女性の地位向上を目指し、国連が3月8日を「国際女性デー」と提唱して50年になる。この半世紀、日本は他国に比べて男女平等への歩みが鈍い。男女格差の状況を示すジェンダー・ギャップ指数は、特に政治、経済分野の遅れが顕著だ。
依然、男性中心の組織や制度、意識が格差を生み出す。男は長時間労働し、女性が家事や育児をする、といった旧来の分担意識が根強く、力を発揮する機会を得たい人にとって壁になっている。性別役割の偏りが前提となっている社会の仕組みを問い直し、変える契機としなければならない。

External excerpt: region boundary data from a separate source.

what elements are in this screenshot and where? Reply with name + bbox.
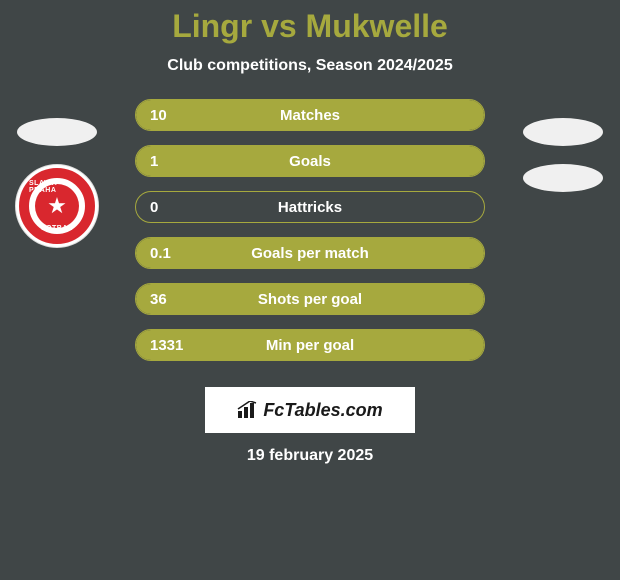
stats-area: 10 Matches 1 Goals 0 Hattricks 0.1 Goals per ma… [135,99,485,375]
stat-value-left: 0 [150,199,158,216]
stat-row: 0 Hattricks [135,191,485,223]
fctables-logo: FcTables.com [237,400,382,421]
stat-label: Hattricks [278,199,342,216]
chart-icon [237,401,259,419]
stat-bar: 36 Shots per goal [135,283,485,315]
stat-value-left: 10 [150,107,167,124]
stat-bar: 1331 Min per goal [135,329,485,361]
stat-bar: 0.1 Goals per match [135,237,485,269]
stat-row: 0.1 Goals per match [135,237,485,269]
club-badge-right-placeholder [523,164,603,192]
stat-bar: 0 Hattricks [135,191,485,223]
branding-box: FcTables.com [205,387,415,433]
comparison-title: Lingr vs Mukwelle [172,8,448,45]
stat-bar: 10 Matches [135,99,485,131]
stat-row: 36 Shots per goal [135,283,485,315]
footer-date: 19 february 2025 [247,447,373,465]
stat-label: Goals per match [251,245,369,262]
stat-bar: 1 Goals [135,145,485,177]
infographic-container: Lingr vs Mukwelle Club competitions, Sea… [0,0,620,465]
season-subtitle: Club competitions, Season 2024/2025 [167,57,452,75]
player-left-column: SLAVIA PRAHA ★ FOTBAL [12,118,102,248]
club-badge-ring: SLAVIA PRAHA ★ FOTBAL [19,168,95,244]
badge-text-top: SLAVIA PRAHA [29,180,85,194]
player-left-avatar-placeholder [17,118,97,146]
branding-text: FcTables.com [263,400,382,421]
stat-value-left: 36 [150,291,167,308]
stat-row: 1 Goals [135,145,485,177]
stat-row: 1331 Min per goal [135,329,485,361]
club-badge-left: SLAVIA PRAHA ★ FOTBAL [15,164,99,248]
stat-value-left: 0.1 [150,245,171,262]
stat-value-left: 1331 [150,337,183,354]
stat-row: 10 Matches [135,99,485,131]
stat-value-left: 1 [150,153,158,170]
player-right-avatar-placeholder [523,118,603,146]
stat-label: Shots per goal [258,291,362,308]
player-right-column [518,118,608,210]
badge-text-bottom: FOTBAL [41,225,72,232]
stat-label: Min per goal [266,337,354,354]
stat-label: Goals [289,153,331,170]
stat-label: Matches [280,107,340,124]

国連は国際女性年の1975年に女性デーを定め、国際的な連帯と統一行動を呼びかけた。20世紀初頭に米国などで女性が参政権や労働環境の向上を求めてデモを起こしたことが起源という。日本でも男女雇用機会均等法や「世界の女性の憲法」と言われる女性差別撤廃条約の批准といった法の整備が進んだのは、国連と連動した取り組みがあったからだ。

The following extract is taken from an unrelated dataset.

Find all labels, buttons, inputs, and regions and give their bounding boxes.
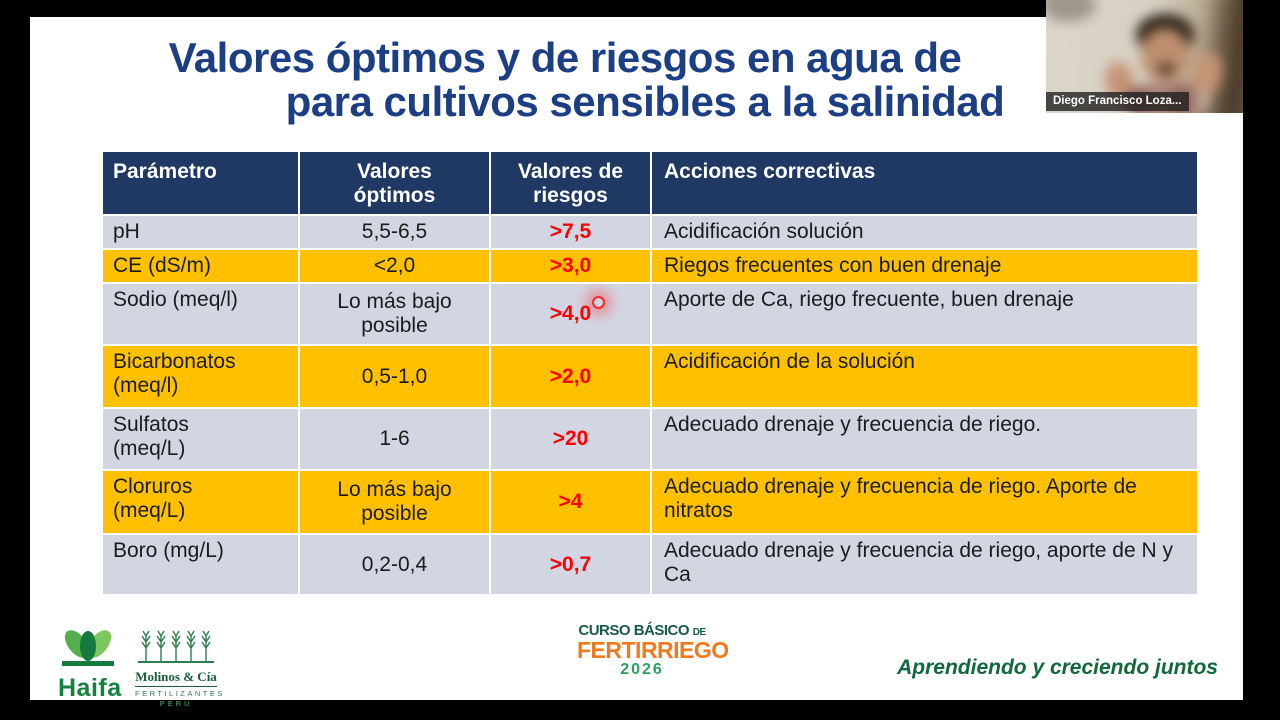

ジェンダーは、社会的、文化的につくられた性別を指す。さまざまな統計を分析した世界経済フォーラムのジェンダー・ギャップ指数は1が男女平等、ゼロに近いほど不平等を意味する。
2024年の日本は0.663の118位で、先進7カ国(G7)の中で最低だった。同フォーラムが公表を始めた06年、日本は0.645で79位だった。同レベルだったフランスやイタリアはその後右肩上がりに改善したのに対し、日本は変わらない。結果世界から取り残されているのが実情だ。
政治分野の女性参画は113位と低水準が続く。国会議員の割合や女性閣僚が少ないことが影響している。
昨年の衆院選で女性議員数は過去最多となったが、それでも2割に達していない。候補者や議席の一定数を女性に充てる「クオータ制」などを導入している国もある。日本でも検討し、人材育成に努めるべきだ。
経済分野は管理職や役員が少ないことや、男女の賃金格差が大きいことから120位と沈む。管理職などの意思決定層に女性が少ないのは、仕事と家庭を両立する負担が偏っているのが背景だ。分野を問わない課題といえる。
出産後、昇進を諦めたり、非正規雇用に転じたりするケースがある。働き方は個人の選択だが、長時間労働が評価される人事や配偶者への「家族手当」支給といった制度の下、男性中心の働き方が変わらず、女性を多様な選択肢から遠ざけている現状は否めない。
国際女性デーに本紙含む地方紙と共同通信は、世界経済フォーラムにならった都道府県版の指数も報じている。数字に表れるのは社会の一面ではあるが、一人一人の行動や意識を変えるきっかけとすべきだろう。